As the old military bureaucrat Colonel Jessep said in the film A Few Good Men “You can’t handle the truth!”
So if any individual or party has the wit to bundle a package that will rid us of this corruptive core and sever the controls it has over Councils and Parliament, I, and a few of my mates who have matured past the Concrete Learning stage will happily vote for that party — even for the Greens. I don’t care if they have two heads, fur or scales — anything that will send the message to the feckless Parties that we need urgent and rigorous surgery in the bureaucracies of Local Council, Spring Street and Canberra.
One may well ask:
• why this small coterie of influential and key members of the bureaucracy would sabotage democratic process when we pay them to instead serve us, the people?
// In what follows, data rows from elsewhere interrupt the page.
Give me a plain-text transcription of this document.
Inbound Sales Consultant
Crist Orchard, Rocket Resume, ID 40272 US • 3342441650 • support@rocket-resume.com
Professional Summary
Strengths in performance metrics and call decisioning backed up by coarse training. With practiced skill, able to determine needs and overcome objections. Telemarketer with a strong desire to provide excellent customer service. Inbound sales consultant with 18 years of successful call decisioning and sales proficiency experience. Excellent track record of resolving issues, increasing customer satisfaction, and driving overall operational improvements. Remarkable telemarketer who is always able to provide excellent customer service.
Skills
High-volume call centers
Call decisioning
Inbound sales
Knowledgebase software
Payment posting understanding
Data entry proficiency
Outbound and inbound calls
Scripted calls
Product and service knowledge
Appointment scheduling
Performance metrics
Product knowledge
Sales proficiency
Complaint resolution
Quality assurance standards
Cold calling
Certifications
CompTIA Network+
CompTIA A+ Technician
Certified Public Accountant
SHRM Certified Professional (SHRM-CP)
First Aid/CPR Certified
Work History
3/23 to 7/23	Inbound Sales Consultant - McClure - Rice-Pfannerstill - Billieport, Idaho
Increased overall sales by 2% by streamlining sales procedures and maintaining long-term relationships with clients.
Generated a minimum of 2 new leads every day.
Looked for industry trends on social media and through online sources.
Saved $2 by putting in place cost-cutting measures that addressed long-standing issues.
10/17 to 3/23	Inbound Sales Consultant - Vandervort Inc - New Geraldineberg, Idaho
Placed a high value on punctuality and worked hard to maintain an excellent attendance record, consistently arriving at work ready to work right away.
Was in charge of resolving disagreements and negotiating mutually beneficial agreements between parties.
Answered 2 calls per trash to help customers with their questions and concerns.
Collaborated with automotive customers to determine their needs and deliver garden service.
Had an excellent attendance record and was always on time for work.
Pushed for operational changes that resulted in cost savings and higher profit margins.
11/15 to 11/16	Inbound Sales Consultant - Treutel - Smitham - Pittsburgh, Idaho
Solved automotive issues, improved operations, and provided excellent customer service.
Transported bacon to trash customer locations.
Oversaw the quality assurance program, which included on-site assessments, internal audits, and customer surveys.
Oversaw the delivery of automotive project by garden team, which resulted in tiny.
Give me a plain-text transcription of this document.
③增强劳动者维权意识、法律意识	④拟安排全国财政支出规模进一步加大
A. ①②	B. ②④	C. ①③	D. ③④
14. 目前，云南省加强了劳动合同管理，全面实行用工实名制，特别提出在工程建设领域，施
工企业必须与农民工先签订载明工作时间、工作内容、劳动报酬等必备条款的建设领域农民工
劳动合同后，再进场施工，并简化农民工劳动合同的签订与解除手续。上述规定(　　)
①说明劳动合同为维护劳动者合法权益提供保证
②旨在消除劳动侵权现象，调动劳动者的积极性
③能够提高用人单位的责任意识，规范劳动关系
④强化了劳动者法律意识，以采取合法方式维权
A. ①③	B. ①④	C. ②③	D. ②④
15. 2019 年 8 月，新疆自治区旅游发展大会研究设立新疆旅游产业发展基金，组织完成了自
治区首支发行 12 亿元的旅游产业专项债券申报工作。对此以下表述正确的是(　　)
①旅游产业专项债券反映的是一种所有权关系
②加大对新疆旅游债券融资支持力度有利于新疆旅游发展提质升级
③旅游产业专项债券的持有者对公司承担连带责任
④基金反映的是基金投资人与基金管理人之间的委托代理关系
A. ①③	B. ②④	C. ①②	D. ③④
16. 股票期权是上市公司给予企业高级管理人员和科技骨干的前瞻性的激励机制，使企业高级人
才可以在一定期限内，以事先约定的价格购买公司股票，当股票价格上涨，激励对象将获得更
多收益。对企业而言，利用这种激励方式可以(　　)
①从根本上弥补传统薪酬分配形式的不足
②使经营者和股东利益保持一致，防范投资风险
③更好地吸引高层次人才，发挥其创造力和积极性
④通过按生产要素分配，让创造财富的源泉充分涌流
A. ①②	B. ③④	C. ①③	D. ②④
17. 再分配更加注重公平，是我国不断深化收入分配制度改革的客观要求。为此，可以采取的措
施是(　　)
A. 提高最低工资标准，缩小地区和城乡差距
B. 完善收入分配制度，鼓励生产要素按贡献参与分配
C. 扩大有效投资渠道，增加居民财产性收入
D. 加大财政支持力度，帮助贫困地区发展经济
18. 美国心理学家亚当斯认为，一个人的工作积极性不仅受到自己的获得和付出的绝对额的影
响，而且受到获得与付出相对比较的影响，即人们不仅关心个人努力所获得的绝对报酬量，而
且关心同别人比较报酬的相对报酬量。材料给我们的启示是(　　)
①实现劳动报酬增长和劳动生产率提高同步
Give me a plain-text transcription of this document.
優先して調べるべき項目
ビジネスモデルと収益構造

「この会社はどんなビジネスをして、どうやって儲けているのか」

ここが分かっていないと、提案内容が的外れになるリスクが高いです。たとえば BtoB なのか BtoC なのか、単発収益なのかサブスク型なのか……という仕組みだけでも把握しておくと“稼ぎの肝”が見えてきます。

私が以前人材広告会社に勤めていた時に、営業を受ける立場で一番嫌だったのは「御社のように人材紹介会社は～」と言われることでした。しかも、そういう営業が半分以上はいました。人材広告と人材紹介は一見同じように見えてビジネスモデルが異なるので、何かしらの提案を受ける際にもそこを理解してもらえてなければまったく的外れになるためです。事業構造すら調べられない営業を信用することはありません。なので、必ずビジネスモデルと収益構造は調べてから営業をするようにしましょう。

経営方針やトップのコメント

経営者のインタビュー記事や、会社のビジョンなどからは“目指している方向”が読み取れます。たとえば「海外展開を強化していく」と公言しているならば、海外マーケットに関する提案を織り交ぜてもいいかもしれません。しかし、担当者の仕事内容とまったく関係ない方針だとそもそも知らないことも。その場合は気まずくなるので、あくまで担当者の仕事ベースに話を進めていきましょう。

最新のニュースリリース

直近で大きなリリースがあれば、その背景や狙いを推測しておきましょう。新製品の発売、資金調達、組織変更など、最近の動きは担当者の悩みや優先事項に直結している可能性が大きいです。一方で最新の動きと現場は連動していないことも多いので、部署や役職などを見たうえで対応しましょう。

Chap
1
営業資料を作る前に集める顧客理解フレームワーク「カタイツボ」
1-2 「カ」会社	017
The answer to that is probably money or money in kind.
• do our Councillors and Parliamentarians realise the preponderance of dodgy information they are fed, and do they have the skills to evaluate and check the advice their bureaucrats present to them. Or do they fully understand what is going on, but sit back to reap the benefits of sweeping it under the carpet, or at best initiate a sham investigation of the problem? There are obvious ways of testing this, and it is an obligation of everybody to challenge their elected representatives and work to unseat corrupt officers.
... pray that there's intelligent life somewhere out in space, 'Cause there's bugger all down here on Earth! (with apologies to Eric Idle’s, "The Galaxy Song,” from Monty Python's The Meaning of Life.)————————————————————————————————————————————————————————
You would have to be very naive to believe that the Government valued your opinion!